Я не мог оторваться от подрагивавших ветвей, каждая из которых честно несла на себе отмеренную ей часть космоса; в этом дереве меня, как архитектора, восхищала его конструктивная — несмотря на сумасшедшую форму, целесообразность: оно было существенно оправдано как несущая конструкция. Оно, как Атлант, работало на сжатие, несло на себе небо; но в отличие от Атланта делало это раскидисто-играючи, естественно шутя, ничем не выдавая усиливающихся напряжений.
Когда я потом пытался осмыслить стимулы фантастической истории, которая открылась мне в дворике, похожем на каменные ладони, самым первым напрашивалось рационально-четкое объяснение: какие-то подробности дерева напоминали рисунки Виларда, и воображение за это ухватилось. Но в последующие дни я не раз стоял перед деревом и могу засвидетельствовать, что ни одна его деталь не имеет ничего общего с эскизами Виларда. (Видимо, при его жизни это дерево только начинало выстраивать странный маршрут в небо…)
Нет, дело, наверное, в том, что в ту ночь я чересчур долго рассматривал дерево. И чем дольше я его рассматривал, тем менее доверия оно внушало мне, архитектору, именно как несущая конструкция — не потому, что я начал сомневаться в его мощи, а потому, что небо, очищаясь, набухало мирами и тяжелело.

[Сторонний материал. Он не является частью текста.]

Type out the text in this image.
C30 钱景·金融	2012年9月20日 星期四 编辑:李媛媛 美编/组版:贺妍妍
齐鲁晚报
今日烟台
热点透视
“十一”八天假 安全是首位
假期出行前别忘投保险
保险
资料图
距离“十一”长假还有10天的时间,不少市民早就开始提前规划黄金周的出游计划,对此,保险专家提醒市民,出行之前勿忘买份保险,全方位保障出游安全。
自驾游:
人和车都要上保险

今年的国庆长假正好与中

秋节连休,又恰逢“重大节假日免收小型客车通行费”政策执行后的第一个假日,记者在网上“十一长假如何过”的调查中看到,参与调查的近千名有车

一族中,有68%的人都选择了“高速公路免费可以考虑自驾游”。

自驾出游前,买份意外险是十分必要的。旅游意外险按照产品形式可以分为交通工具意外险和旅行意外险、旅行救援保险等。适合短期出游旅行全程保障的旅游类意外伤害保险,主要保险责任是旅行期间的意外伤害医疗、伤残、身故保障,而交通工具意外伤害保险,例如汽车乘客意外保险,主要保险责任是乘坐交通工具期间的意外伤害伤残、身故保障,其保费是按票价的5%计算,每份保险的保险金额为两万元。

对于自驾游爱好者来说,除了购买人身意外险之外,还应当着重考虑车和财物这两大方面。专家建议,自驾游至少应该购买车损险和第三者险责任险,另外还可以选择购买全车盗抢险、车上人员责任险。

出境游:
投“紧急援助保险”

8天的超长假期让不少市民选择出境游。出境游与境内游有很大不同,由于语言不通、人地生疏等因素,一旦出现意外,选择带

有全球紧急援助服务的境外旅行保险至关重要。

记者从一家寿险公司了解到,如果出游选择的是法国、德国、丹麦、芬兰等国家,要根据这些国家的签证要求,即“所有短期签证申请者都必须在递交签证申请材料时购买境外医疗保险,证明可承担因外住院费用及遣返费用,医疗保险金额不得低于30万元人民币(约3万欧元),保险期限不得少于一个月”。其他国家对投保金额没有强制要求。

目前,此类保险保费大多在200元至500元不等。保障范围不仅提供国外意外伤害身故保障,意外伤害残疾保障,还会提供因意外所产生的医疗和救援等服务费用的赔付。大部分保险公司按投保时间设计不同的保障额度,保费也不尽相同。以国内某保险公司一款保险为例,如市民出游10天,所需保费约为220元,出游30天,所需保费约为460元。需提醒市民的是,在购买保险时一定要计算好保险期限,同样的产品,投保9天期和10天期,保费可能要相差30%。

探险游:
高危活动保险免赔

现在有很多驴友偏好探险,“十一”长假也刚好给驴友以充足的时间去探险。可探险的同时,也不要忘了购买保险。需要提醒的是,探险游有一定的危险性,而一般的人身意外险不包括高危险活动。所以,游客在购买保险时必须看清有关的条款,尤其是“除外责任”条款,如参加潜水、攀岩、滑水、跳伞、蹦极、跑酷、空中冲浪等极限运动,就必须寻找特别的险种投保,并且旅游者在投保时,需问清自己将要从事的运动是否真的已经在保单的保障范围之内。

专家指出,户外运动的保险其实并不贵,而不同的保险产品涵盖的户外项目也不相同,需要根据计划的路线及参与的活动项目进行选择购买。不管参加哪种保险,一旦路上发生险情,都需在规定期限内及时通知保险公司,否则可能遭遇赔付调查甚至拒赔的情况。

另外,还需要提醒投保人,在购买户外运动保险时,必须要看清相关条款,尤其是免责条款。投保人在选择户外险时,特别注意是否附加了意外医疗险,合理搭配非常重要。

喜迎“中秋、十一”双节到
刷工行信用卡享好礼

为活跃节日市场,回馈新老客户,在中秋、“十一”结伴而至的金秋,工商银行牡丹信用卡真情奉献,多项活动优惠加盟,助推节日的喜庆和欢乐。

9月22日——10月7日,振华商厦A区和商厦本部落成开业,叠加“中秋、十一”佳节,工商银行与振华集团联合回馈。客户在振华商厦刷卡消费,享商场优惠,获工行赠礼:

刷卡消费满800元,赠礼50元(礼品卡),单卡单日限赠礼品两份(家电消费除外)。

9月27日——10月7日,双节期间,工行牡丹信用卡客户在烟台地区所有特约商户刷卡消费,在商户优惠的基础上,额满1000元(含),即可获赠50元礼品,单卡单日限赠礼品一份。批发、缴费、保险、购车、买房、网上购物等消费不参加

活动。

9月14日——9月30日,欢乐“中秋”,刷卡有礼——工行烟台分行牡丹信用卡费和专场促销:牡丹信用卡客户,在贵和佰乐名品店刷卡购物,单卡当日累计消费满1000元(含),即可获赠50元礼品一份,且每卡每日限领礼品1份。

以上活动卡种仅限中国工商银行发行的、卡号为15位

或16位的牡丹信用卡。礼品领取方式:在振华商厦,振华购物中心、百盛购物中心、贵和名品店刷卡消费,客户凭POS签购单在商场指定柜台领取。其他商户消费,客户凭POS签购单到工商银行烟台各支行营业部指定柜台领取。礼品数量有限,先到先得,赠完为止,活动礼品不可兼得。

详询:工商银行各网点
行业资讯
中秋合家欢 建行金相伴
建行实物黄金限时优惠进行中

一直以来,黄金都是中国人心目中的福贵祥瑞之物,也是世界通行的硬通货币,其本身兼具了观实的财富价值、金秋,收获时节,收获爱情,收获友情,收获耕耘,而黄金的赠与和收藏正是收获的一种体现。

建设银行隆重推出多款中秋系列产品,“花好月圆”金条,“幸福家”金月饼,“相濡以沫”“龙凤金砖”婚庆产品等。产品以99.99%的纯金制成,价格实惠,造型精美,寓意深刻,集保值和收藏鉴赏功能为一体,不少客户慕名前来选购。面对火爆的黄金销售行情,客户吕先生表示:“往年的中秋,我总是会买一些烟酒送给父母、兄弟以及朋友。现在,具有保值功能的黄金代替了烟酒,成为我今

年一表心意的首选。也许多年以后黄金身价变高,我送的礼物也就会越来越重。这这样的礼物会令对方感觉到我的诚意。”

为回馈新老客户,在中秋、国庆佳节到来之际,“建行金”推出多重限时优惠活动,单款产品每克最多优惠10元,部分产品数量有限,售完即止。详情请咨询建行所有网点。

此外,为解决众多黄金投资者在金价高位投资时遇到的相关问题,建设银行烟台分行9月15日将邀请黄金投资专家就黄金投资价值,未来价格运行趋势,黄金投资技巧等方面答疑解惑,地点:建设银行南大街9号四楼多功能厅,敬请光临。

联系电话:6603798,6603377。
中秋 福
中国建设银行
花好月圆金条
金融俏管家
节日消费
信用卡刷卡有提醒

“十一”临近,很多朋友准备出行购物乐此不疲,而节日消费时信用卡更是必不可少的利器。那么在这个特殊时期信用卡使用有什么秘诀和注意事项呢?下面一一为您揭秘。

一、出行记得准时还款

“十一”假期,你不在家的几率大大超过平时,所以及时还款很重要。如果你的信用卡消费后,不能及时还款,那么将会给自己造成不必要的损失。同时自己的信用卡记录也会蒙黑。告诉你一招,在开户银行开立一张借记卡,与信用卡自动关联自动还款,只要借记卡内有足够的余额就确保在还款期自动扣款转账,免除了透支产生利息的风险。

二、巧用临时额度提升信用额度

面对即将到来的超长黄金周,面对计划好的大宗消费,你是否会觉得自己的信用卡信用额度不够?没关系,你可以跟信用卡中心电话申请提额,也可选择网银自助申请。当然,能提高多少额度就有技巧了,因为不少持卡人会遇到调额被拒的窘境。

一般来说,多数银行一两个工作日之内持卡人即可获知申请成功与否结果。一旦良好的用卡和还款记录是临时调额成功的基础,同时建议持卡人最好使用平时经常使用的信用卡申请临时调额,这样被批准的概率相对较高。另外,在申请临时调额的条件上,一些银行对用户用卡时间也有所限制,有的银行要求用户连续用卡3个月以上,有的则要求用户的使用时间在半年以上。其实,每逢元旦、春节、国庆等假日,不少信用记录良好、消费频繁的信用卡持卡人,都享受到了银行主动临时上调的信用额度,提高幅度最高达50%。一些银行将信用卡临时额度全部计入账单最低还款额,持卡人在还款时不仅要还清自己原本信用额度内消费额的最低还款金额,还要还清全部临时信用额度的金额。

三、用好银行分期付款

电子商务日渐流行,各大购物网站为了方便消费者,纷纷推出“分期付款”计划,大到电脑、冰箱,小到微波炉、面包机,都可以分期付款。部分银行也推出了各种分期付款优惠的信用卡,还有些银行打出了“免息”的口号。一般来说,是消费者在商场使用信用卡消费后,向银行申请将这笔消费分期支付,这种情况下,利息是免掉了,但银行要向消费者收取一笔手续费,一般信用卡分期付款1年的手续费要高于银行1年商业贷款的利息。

Когда колонна, поддерживающая над вами мощный фриз, колеблется и камни уже погромыхивают наверху, можно остаться, мужественно надеясь на точность расчетов зодчего, можно и убежать. Выбор зависит от вашего характера, настроения и отношения к колонне.
Я остался. Дерево не выдержало. Обрушилось небо. Меня ослепило. В ту минуту я понял, что физики и астрономы не врут и действительно самые яркие солнца не желтые, как наше, и даже не белые, а голубые. Меня обожгла мощь термоядерной голубизны созвездий.
А когда дерево расправило ветви и водворило бушующую голубизну на место, мир вокруг был еще долго ею освещен: я увидел утро в горах и героя моей истории Ноана — он шел по ниспадающей между каменных уступов дороге, различая с высоты в рассветном тумане черепицу города…
Город лежал на дне исполинской чаши — его нежно баюкали заоблачно высокие, в диких расщелинах горы. И по одной из расщелин соскальзывал Ноан, от радости узнавания не чувствуя боли в израненных камнем руках. Город ширился, выступал в подробностях: собор, ратуша, удлиненные углубления улиц, островерхие дома…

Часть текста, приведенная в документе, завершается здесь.